Proposed flower beds and seats for Collins Street 1972

City of Melbourne Architects Office

Registration number

1728561

Artist/maker

City of Melbourne Architects Office

Title

Proposed flower beds and seats for Collins Street

Production date

1972

Medium

drafting paper

Inscriptions

A202_133

Credit line

City of Melbourne Art and Heritage Collection

Keywords

Proposed flower beds and seats in Collins St, City of Melbourne, Architects office, drawing

Summary

The predecessor of City of Melbourne's City Design Studio was the City Architect's Office, an administrative model adopted from Britain. The Art and Heritage Collection holds a suite of technical drawings created in that office between the 1940s and 1970s, drawings that propose various designs to support public use of the city streets. They include plans for park and street seating, vendor kiosks, hand railing, gates, bus shelters, planter boxes and street lights. While the philosophy currently framing the city's approach to industrial design is orientated towards an aesthetic that draws our public spaces into a single design vocabulary, consistency appears less of a concern in the period that these drawings pertain to. While there is some consistency within an area, the drawings suggest the municipality tolerated a level of variation. Since the early 1990s, fabrication of city designs has been outsourced to independent local companies.
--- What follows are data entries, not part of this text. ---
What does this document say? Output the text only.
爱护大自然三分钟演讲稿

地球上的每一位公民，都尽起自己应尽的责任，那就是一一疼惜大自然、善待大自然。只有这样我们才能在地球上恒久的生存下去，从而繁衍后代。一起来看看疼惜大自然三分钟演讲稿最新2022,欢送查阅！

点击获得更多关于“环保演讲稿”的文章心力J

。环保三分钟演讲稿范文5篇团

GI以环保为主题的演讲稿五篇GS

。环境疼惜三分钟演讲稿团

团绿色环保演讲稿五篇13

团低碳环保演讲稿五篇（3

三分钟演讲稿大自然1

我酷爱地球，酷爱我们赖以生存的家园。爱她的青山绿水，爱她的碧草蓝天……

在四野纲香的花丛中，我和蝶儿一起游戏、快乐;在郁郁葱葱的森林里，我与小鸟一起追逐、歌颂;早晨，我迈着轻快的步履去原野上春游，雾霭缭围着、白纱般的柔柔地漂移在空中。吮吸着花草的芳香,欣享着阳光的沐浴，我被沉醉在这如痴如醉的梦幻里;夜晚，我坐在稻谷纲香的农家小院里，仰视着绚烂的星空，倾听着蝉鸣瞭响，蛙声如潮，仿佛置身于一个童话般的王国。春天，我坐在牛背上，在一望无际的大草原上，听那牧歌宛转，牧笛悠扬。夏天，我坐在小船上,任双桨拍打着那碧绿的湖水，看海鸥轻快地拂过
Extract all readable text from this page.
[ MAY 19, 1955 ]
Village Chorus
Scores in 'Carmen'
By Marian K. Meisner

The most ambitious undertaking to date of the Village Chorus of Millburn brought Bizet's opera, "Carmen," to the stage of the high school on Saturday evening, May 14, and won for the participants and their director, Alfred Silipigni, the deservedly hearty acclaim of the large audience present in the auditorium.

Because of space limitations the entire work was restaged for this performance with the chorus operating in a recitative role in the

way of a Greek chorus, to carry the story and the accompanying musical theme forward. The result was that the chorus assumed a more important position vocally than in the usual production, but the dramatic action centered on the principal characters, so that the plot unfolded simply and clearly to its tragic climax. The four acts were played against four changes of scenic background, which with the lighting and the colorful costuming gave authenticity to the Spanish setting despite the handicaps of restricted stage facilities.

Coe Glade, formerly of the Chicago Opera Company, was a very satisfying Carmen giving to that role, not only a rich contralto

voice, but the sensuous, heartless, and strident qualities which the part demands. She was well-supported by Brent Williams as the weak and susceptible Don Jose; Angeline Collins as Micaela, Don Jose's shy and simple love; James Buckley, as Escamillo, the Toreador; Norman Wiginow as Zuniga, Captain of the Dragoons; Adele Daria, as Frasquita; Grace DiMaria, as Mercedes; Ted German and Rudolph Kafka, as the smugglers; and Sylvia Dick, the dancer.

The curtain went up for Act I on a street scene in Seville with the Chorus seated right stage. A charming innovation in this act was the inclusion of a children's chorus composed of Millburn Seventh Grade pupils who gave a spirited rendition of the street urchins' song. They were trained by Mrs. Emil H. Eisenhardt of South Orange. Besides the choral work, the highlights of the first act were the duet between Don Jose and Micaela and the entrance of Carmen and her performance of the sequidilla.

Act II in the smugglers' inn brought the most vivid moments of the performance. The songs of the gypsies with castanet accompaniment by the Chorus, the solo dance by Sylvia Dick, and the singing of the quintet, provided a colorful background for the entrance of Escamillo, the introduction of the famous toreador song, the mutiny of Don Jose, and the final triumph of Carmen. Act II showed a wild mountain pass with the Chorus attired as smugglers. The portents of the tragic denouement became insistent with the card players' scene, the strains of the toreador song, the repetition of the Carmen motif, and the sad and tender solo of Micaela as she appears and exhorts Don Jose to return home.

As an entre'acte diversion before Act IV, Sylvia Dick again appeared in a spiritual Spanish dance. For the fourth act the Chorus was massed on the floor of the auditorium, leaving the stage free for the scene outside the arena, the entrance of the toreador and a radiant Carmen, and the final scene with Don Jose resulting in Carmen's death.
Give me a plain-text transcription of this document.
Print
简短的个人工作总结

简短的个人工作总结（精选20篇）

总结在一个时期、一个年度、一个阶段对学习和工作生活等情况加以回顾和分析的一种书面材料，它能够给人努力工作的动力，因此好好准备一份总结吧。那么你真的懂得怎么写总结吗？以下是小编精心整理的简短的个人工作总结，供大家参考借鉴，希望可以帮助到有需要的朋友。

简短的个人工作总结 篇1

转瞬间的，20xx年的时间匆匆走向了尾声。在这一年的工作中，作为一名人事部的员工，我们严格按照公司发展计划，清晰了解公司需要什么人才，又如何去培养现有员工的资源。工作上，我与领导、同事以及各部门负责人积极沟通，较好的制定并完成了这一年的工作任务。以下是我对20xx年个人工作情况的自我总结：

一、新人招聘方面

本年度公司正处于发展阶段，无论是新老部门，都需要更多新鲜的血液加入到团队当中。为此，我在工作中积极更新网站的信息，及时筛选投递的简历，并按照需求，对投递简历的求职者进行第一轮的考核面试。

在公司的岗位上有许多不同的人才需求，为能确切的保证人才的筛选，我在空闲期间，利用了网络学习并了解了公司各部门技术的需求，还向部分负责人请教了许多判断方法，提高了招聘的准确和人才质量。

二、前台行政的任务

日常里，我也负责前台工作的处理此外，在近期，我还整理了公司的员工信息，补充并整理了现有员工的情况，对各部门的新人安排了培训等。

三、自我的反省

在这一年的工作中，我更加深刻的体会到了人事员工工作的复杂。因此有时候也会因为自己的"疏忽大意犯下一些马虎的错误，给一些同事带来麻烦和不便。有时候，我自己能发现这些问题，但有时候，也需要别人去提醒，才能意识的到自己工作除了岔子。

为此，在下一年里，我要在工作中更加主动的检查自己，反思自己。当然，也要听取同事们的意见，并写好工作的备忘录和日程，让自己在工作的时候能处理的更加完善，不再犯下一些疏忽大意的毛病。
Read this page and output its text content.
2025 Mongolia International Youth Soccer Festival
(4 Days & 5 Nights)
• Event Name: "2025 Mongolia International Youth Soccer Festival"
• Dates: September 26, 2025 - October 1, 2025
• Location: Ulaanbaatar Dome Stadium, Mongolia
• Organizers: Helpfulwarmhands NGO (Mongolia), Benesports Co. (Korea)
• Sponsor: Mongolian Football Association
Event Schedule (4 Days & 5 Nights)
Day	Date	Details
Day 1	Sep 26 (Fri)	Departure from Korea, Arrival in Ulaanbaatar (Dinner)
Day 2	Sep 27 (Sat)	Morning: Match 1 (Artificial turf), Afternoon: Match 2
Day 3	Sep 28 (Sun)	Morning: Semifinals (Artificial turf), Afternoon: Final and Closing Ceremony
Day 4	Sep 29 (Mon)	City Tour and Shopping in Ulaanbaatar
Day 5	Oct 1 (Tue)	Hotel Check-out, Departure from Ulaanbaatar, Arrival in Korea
But during this period, street furniture was manufactured in the city's North Melbourne workshop. Here the staff were highly skilled workers in carpentry and steel fabrication. Made in 1972, this drawing proposes bench seating and floral beds for Collins Street between William and Elizabeth Streets that would accommodate some of the existing street trees. The drawing's high level of technical detail suggests this was more than just a proposal, addressing not only the public amenity through provision of shaded seating but also reinforcing the division between pedestrian and traffic spaces.